Poster Presentation 39th Annual Lorne Genome Conference 2018

Stepwise engagement of the Killer T cell function is underscored by H3K27 demethylation  (#178)

Jasmine Li 1 , Moshe Olshansky 1 , Brendan Russ 1 , Kristine Hardy 2 , Sudha Rao 2 , Stephen Turner 1
  1. Monash University, Clayton, Victoria, Australia
  2. Department of Molecular and Cellular Biology, University of Canberra, Canberra, ACT, Australia

The acquisition of cytotoxic functions by effector CD8+ T cells (CTL) is a critical component of the adaptive immune system as they provide targeted antigenic responses to infections. This differentiation process, which requires the integration of T cell and co-stimulatory signaling cascades, is underscored by epigenetic re-programming, where coordinated changes to chromatin structure and histone modifications allow establishment of CTL transcriptional signatures. Recently, the regulation of a specific repressive histone modification (H3K27me3) has been shown to influence naïve to effector/memory differentiation in CD8+ T cells.
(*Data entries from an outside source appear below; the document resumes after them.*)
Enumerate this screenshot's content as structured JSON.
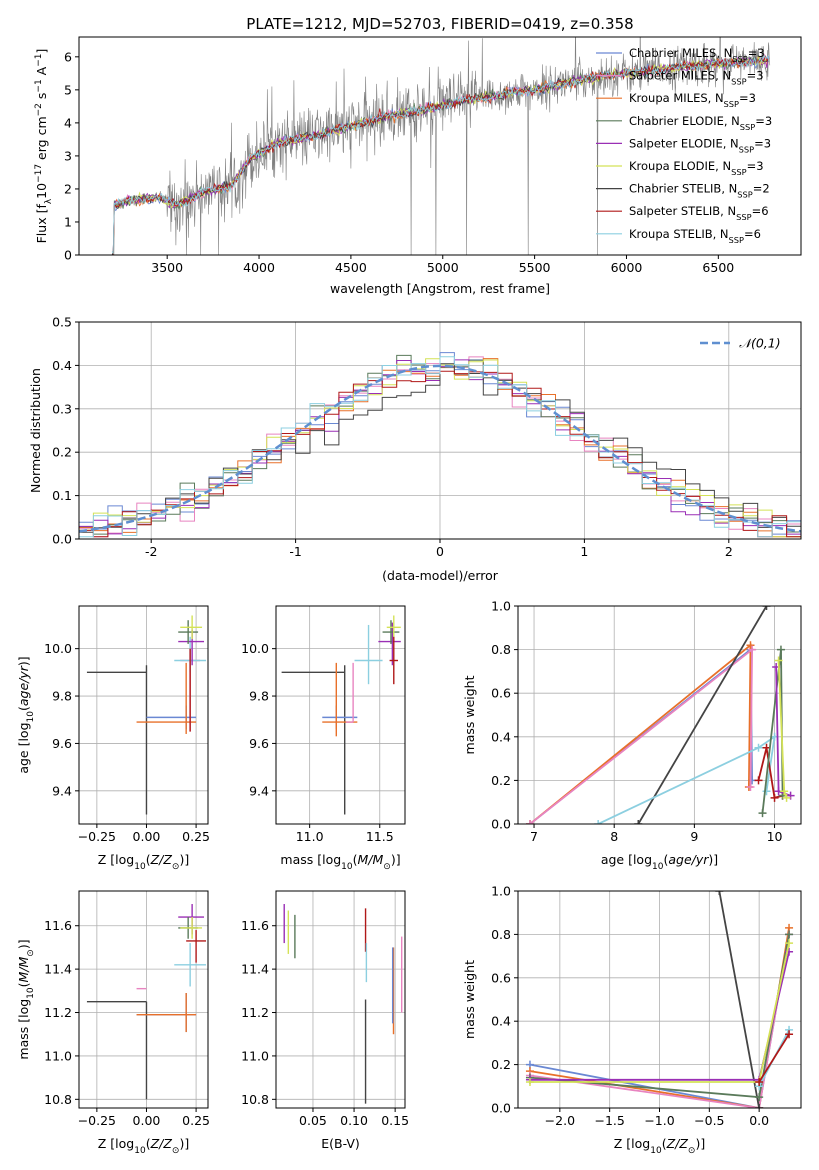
{
  "title": "PLATE=1212, MJD=52703, FIBERID=0419, z=0.358",
  "colors": {
    "Chabrier MILES": "#6a88d3",
    "Salpeter MILES": "#e884c0",
    "Kroupa MILES": "#e8702a",
    "Chabrier ELODIE": "#5a7a5a",
    "Salpeter ELODIE": "#9a2fb5",
    "Kroupa ELODIE": "#d4e257",
    "Chabrier STELIB": "#444444",
    "Salpeter STELIB": "#b01818",
    "Kroupa STELIB": "#8ccfe0",
    "data": "#808080",
    "normal": "#5f8fd0"
  },
  "spectrum": {
    "xlabel": "wavelength [Angstrom, rest frame]",
    "ylabel": "Flux [fλ 10^-17 erg cm^-2 s^-1 A^-1]",
    "xlim": [
      3020,
      6950
    ],
    "ylim": [
      0,
      6.6
    ],
    "xticks": [
      3500,
      4000,
      4500,
      5000,
      5500,
      6000,
      6500
    ],
    "yticks": [
      0,
      1,
      2,
      3,
      4,
      5,
      6
    ],
    "legend": [
      {
        "label": "Chabrier MILES, N_SSP=3",
        "model": "Chabrier MILES"
      },
      {
        "label": "Salpeter MILES, N_SSP=3",
        "model": "Salpeter MILES"
      },
      {
        "label": "Kroupa MILES, N_SSP=3",
        "model": "Kroupa MILES"
      },
      {
        "label": "Chabrier ELODIE, N_SSP=3",
        "model": "Chabrier ELODIE"
      },
      {
        "label": "Salpeter ELODIE, N_SSP=3",
        "model": "Salpeter ELODIE"
      },
      {
        "label": "Kroupa ELODIE, N_SSP=3",
        "model": "Kroupa ELODIE"
      },
      {
        "label": "Chabrier STELIB, N_SSP=2",
        "model": "Chabrier STELIB"
      },
      {
        "label": "Salpeter STELIB, N_SSP=6",
        "model": "Salpeter STELIB"
      },
      {
        "label": "Kroupa STELIB, N_SSP=6",
        "model": "Kroupa STELIB"
      }
    ],
    "continuum_knots": [
      [
        3200,
        0
      ],
      [
        3210,
        1.5
      ],
      [
        3300,
        1.65
      ],
      [
        3450,
        1.75
      ],
      [
        3550,
        1.5
      ],
      [
        3700,
        1.9
      ],
      [
        3850,
        2.1
      ],
      [
        3950,
        2.9
      ],
      [
        4100,
        3.4
      ],
      [
        4300,
        3.6
      ],
      [
        4500,
        3.9
      ],
      [
        4700,
        4.2
      ],
      [
        4900,
        4.4
      ],
      [
        5100,
        4.65
      ],
      [
        5300,
        4.85
      ],
      [
        5500,
        5.0
      ],
      [
        5700,
        5.25
      ],
      [
        5900,
        5.45
      ],
      [
        6100,
        5.55
      ],
      [
        6300,
        5.7
      ],
      [
        6500,
        5.8
      ],
      [
        6700,
        5.85
      ],
      [
        6780,
        5.9
      ]
    ]
  },
  "residual": {
    "xlabel": "(data-model)/error",
    "ylabel": "Normed distribution",
    "xlim": [
      -2.5,
      2.5
    ],
    "ylim": [
      0,
      0.5
    ],
    "xticks": [
      -2,
      -1,
      0,
      1,
      2
    ],
    "yticks": [
      0.0,
      0.1,
      0.2,
      0.3,
      0.4,
      0.5
    ],
    "legend_label": "𝒩(0,1)",
    "bin_width": 0.1
  },
  "age_Z": {
    "xlabel": "Z [log10(Z/Z⊙)]",
    "ylabel": "age [log10(age/yr)]",
    "xlim": [
      -0.34,
      0.31
    ],
    "ylim": [
      9.26,
      10.18
    ],
    "xticks": [
      -0.25,
      0.0,
      0.25
    ],
    "yticks": [
      9.4,
      9.6,
      9.8,
      10.0
    ],
    "points": [
      {
        "model": "Chabrier STELIB",
        "x": 0.0,
        "y": 9.9,
        "xerr": [
          0.3,
          0.0
        ],
        "yerr": [
          0.6,
          0.03
        ]
      },
      {
        "model": "Chabrier MILES",
        "x": 0.2,
        "y": 9.71,
        "xerr": [
          0.2,
          0.05
        ],
        "yerr": [
          0.05,
          0.05
        ]
      },
      {
        "model": "Kroupa MILES",
        "x": 0.2,
        "y": 9.69,
        "xerr": [
          0.25,
          0.05
        ],
        "yerr": [
          0.05,
          0.25
        ]
      },
      {
        "model": "Salpeter MILES",
        "x": 0.22,
        "y": 9.95,
        "xerr": [
          0.05,
          0.05
        ],
        "yerr": [
          0.3,
          0.05
        ]
      },
      {
        "model": "Kroupa STELIB",
        "x": 0.22,
        "y": 9.95,
        "xerr": [
          0.08,
          0.08
        ],
        "yerr": [
          0.05,
          0.1
        ]
      },
      {
        "model": "Salpeter ELODIE",
        "x": 0.23,
        "y": 10.03,
        "xerr": [
          0.07,
          0.06
        ],
        "yerr": [
          0.1,
          0.05
        ]
      },
      {
        "model": "Chabrier ELODIE",
        "x": 0.21,
        "y": 10.07,
        "xerr": [
          0.05,
          0.05
        ],
        "yerr": [
          0.05,
          0.05
        ]
      },
      {
        "model": "Kroupa ELODIE",
        "x": 0.23,
        "y": 10.09,
        "xerr": [
          0.06,
          0.05
        ],
        "yerr": [
          0.05,
          0.05
        ]
      },
      {
        "model": "Salpeter STELIB",
        "x": 0.22,
        "y": 9.95,
        "xerr": [
          0.0,
          0.0
        ],
        "yerr": [
          0.3,
          0.05
        ]
      }
    ]
  },
  "age_mass": {
    "xlabel": "mass [log10(M/M⊙)]",
    "xlim": [
      10.76,
      11.68
    ],
    "ylim": [
      9.26,
      10.18
    ],
    "xticks": [
      11.0,
      11.5
    ],
    "yticks": [
      9.4,
      9.6,
      9.8,
      10.0
    ],
    "points": [
      {
        "model": "Chabrier STELIB",
        "x": 11.25,
        "y": 9.9,
        "xerr": [
          0.45,
          0.0
        ],
        "yerr": [
          0.6,
          0.03
        ]
      },
      {
        "model": "Chabrier MILES",
        "x": 11.19,
        "y": 9.71,
        "xerr": [
          0.1,
          0.15
        ],
        "yerr": [
          0.05,
          0.05
        ]
      },
      {
        "model": "Kroupa MILES",
        "x": 11.19,
        "y": 9.69,
        "xerr": [
          0.1,
          0.15
        ],
        "yerr": [
          0.06,
          0.25
        ]
      },
      {
        "model": "Salpeter MILES",
        "x": 11.31,
        "y": 9.69,
        "xerr": [
          0.05,
          0.0
        ],
        "yerr": [
          0.0,
          0.25
        ]
      },
      {
        "model": "Kroupa STELIB",
        "x": 11.42,
        "y": 9.95,
        "xerr": [
          0.1,
          0.1
        ],
        "yerr": [
          0.1,
          0.15
        ]
      },
      {
        "model": "Salpeter ELODIE",
        "x": 11.59,
        "y": 10.03,
        "xerr": [
          0.1,
          0.06
        ],
        "yerr": [
          0.1,
          0.08
        ]
      },
      {
        "model": "Chabrier ELODIE",
        "x": 11.58,
        "y": 10.07,
        "xerr": [
          0.06,
          0.06
        ],
        "yerr": [
          0.05,
          0.05
        ]
      },
      {
        "model": "Kroupa ELODIE",
        "x": 11.6,
        "y": 10.09,
        "xerr": [
          0.05,
          0.05
        ],
        "yerr": [
          0.05,
          0.05
        ]
      },
      {
        "model": "Salpeter STELIB",
        "x": 11.6,
        "y": 9.95,
        "xerr": [
          0.03,
          0.03
        ],
        "yerr": [
          0.1,
          0.1
        ]
      }
    ]
  },
  "weight_age": {
    "xlabel": "age [log10(age/yr)]",
    "ylabel": "mass weight",
    "xlim": [
      6.8,
      10.33
    ],
    "ylim": [
      0,
      1.0
    ],
    "xticks": [
      7,
      8,
      9,
      10
    ],
    "yticks": [
      0.0,
      0.2,
      0.4,
      0.6,
      0.8,
      1.0
    ],
    "series": [
      {
        "model": "Chabrier MILES",
        "x": [
          6.95,
          9.7,
          9.72
        ],
        "y": [
          0.0,
          0.8,
          0.2
        ]
      },
      {
        "model": "Kroupa MILES",
        "x": [
          6.95,
          9.7,
          9.68
        ],
        "y": [
          0.0,
          0.82,
          0.17
        ]
      },
      {
        "model": "Salpeter MILES",
        "x": [
          6.95,
          9.72,
          9.7
        ],
        "y": [
          0.0,
          0.8,
          0.17
        ]
      },
      {
        "model": "Chabrier STELIB",
        "x": [
          8.3,
          9.9
        ],
        "y": [
          0.0,
          1.0
        ]
      },
      {
        "model": "Kroupa STELIB",
        "x": [
          7.8,
          9.8,
          10.0,
          9.9
        ],
        "y": [
          0.0,
          0.35,
          0.4,
          0.15
        ]
      },
      {
        "model": "Salpeter STELIB",
        "x": [
          9.8,
          9.9,
          10.0,
          10.1
        ],
        "y": [
          0.2,
          0.35,
          0.12,
          0.13
        ]
      },
      {
        "model": "Chabrier ELODIE",
        "x": [
          9.85,
          10.08,
          10.1
        ],
        "y": [
          0.05,
          0.8,
          0.13
        ]
      },
      {
        "model": "Salpeter ELODIE",
        "x": [
          10.02,
          10.05,
          10.2
        ],
        "y": [
          0.72,
          0.15,
          0.13
        ]
      },
      {
        "model": "Kroupa ELODIE",
        "x": [
          10.05,
          10.12,
          10.15
        ],
        "y": [
          0.75,
          0.15,
          0.12
        ]
      }
    ]
  },
  "mass_Z": {
    "xlabel": "Z [log10(Z/Z⊙)]",
    "ylabel": "mass [log10(M/M⊙)]",
    "xlim": [
      -0.34,
      0.31
    ],
    "ylim": [
      10.76,
      11.76
    ],
    "xticks": [
      -0.25,
      0.0,
      0.25
    ],
    "yticks": [
      10.8,
      11.0,
      11.2,
      11.4,
      11.6
    ],
    "points": [
      {
        "model": "Chabrier STELIB",
        "x": 0.0,
        "y": 11.25,
        "xerr": [
          0.3,
          0.0
        ],
        "yerr": [
          0.45,
          0.0
        ]
      },
      {
        "model": "Chabrier MILES",
        "x": 0.2,
        "y": 11.19,
        "xerr": [
          0.25,
          0.05
        ],
        "yerr": [
          0.08,
          0.1
        ]
      },
      {
        "model": "Kroupa MILES",
        "x": 0.2,
        "y": 11.19,
        "xerr": [
          0.25,
          0.05
        ],
        "yerr": [
          0.08,
          0.1
        ]
      },
      {
        "model": "Salpeter MILES",
        "x": 0.0,
        "y": 11.31,
        "xerr": [
          0.05,
          0.0
        ],
        "yerr": [
          0.0,
          0.0
        ]
      },
      {
        "model": "Kroupa STELIB",
        "x": 0.22,
        "y": 11.42,
        "xerr": [
          0.08,
          0.08
        ],
        "yerr": [
          0.1,
          0.1
        ]
      },
      {
        "model": "Salpeter ELODIE",
        "x": 0.23,
        "y": 11.64,
        "xerr": [
          0.07,
          0.06
        ],
        "yerr": [
          0.08,
          0.06
        ]
      },
      {
        "model": "Chabrier ELODIE",
        "x": 0.21,
        "y": 11.59,
        "xerr": [
          0.05,
          0.05
        ],
        "yerr": [
          0.05,
          0.05
        ]
      },
      {
        "model": "Kroupa ELODIE",
        "x": 0.23,
        "y": 11.59,
        "xerr": [
          0.06,
          0.05
        ],
        "yerr": [
          0.05,
          0.05
        ]
      },
      {
        "model": "Salpeter STELIB",
        "x": 0.25,
        "y": 11.53,
        "xerr": [
          0.05,
          0.05
        ],
        "yerr": [
          0.1,
          0.05
        ]
      }
    ]
  },
  "mass_ebv": {
    "xlabel": "E(B-V)",
    "xlim": [
      0.005,
      0.162
    ],
    "ylim": [
      10.76,
      11.76
    ],
    "xticks": [
      0.05,
      0.1,
      0.15
    ],
    "yticks": [
      10.8,
      11.0,
      11.2,
      11.4,
      11.6
    ],
    "points": [
      {
        "model": "Salpeter ELODIE",
        "x": 0.015,
        "y": 11.6,
        "yerr": [
          0.08,
          0.1
        ]
      },
      {
        "model": "Kroupa ELODIE",
        "x": 0.02,
        "y": 11.57,
        "yerr": [
          0.1,
          0.1
        ]
      },
      {
        "model": "Chabrier ELODIE",
        "x": 0.028,
        "y": 11.55,
        "yerr": [
          0.1,
          0.1
        ]
      },
      {
        "model": "Chabrier STELIB",
        "x": 0.114,
        "y": 11.0,
        "yerr": [
          0.22,
          0.26
        ]
      },
      {
        "model": "Salpeter STELIB",
        "x": 0.114,
        "y": 11.58,
        "yerr": [
          0.1,
          0.1
        ]
      },
      {
        "model": "Kroupa STELIB",
        "x": 0.115,
        "y": 11.42,
        "yerr": [
          0.08,
          0.1
        ]
      },
      {
        "model": "Kroupa MILES",
        "x": 0.148,
        "y": 11.3,
        "yerr": [
          0.2,
          0.2
        ]
      },
      {
        "model": "Salpeter MILES",
        "x": 0.158,
        "y": 11.35,
        "yerr": [
          0.15,
          0.2
        ]
      },
      {
        "model": "Chabrier MILES",
        "x": 0.147,
        "y": 11.3,
        "yerr": [
          0.15,
          0.2
        ]
      }
    ]
  },
  "weight_Z": {
    "xlabel": "Z [log10(Z/Z⊙)]",
    "ylabel": "mass weight",
    "xlim": [
      -2.42,
      0.42
    ],
    "ylim": [
      0,
      1.0
    ],
    "xticks": [
      -2.0,
      -1.5,
      -1.0,
      -0.5,
      0.0
    ],
    "yticks": [
      0.0,
      0.2,
      0.4,
      0.6,
      0.8,
      1.0
    ],
    "series": [
      {
        "model": "Chabrier MILES",
        "x": [
          -2.3,
          0.0,
          0.3
        ],
        "y": [
          0.2,
          0.0,
          0.8
        ]
      },
      {
        "model": "Kroupa MILES",
        "x": [
          -2.3,
          0.0,
          0.3
        ],
        "y": [
          0.17,
          0.0,
          0.83
        ]
      },
      {
        "model": "Salpeter MILES",
        "x": [
          -2.3,
          0.0,
          0.3
        ],
        "y": [
          0.15,
          0.0,
          0.8
        ]
      },
      {
        "model": "Chabrier STELIB",
        "x": [
          -0.4,
          0.0
        ],
        "y": [
          1.0,
          0.0
        ]
      },
      {
        "model": "Chabrier ELODIE",
        "x": [
          -2.3,
          0.0,
          0.3
        ],
        "y": [
          0.14,
          0.05,
          0.8
        ]
      },
      {
        "model": "Salpeter ELODIE",
        "x": [
          -2.3,
          0.0,
          0.3
        ],
        "y": [
          0.13,
          0.13,
          0.72
        ]
      },
      {
        "model": "Kroupa ELODIE",
        "x": [
          -2.3,
          0.0,
          0.3
        ],
        "y": [
          0.12,
          0.12,
          0.76
        ]
      },
      {
        "model": "Kroupa STELIB",
        "x": [
          0.0,
          0.3
        ],
        "y": [
          0.1,
          0.36
        ]
      },
      {
        "model": "Salpeter STELIB",
        "x": [
          0.0,
          0.3
        ],
        "y": [
          0.12,
          0.34
        ]
      }
    ]
  },
  "chart_data": [
    {
      "type": "line",
      "title": "PLATE=1212, MJD=52703, FIBERID=0419, z=0.358",
      "xlabel": "wavelength [Angstrom, rest frame]",
      "ylabel": "Flux [fλ 10^-17 erg cm^-2 s^-1 A^-1]",
      "xlim": [
        3020,
        6950
      ],
      "ylim": [
        0,
        6.6
      ],
      "series": [
        {
          "name": "data (noisy spectrum)",
          "x": [
            3200,
            3300,
            3450,
            3550,
            3700,
            3950,
            4300,
            4700,
            5100,
            5500,
            5900,
            6300,
            6700
          ],
          "y": [
            1.5,
            1.65,
            1.75,
            1.5,
            1.9,
            2.9,
            3.6,
            4.2,
            4.65,
            5.0,
            5.45,
            5.7,
            5.85
          ]
        }
      ],
      "legend": "top-right"
    },
    {
      "type": "line",
      "xlabel": "(data-model)/error",
      "ylabel": "Normed distribution",
      "xlim": [
        -2.5,
        2.5
      ],
      "ylim": [
        0,
        0.5
      ],
      "series": [
        {
          "name": "𝒩(0,1)",
          "x": [
            -2.5,
            -2,
            -1,
            0,
            1,
            2,
            2.5
          ],
          "y": [
            0.018,
            0.054,
            0.242,
            0.399,
            0.242,
            0.054,
            0.018
          ]
        }
      ],
      "legend": "top-right",
      "grid": true
    },
    {
      "type": "scatter",
      "xlabel": "age [log10(age/yr)]",
      "ylabel": "mass weight",
      "xlim": [
        6.8,
        10.33
      ],
      "ylim": [
        0,
        1.0
      ],
      "grid": true
    },
    {
      "type": "scatter",
      "xlabel": "Z [log10(Z/Z⊙)]",
      "ylabel": "mass weight",
      "xlim": [
        -2.42,
        0.42
      ],
      "ylim": [
        0,
        1.0
      ],
      "grid": true
    }
  ]
}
Here, we track the dynamics of H3K27me3 demethylation during the early phase of T cell activation against Influenza A in an in vitro mouse model. Using ChIP- and RNA-sequencing, we demonstrate that early-activated T cells engage in a series of stepwise transcriptional changes, with transcription factors critical for T cell differentiation such as Tbx21 (encoding for T-bet) and Irf4 being expressed at as early as 3 hours post-activation. Importantly, the use of a demethylase inhibitor demonstrated that the magnitude of their transcription responses was dependent on H3K27me3 demethylation, indicating that the removal of this repressive histone modification significantly shapes early cytotoxic gene expression programs through the activation of these transcription factors. Understanding these molecular signatures therefore represents a novel regulatory step involved in the formation of effector and memory CD8+ T cells.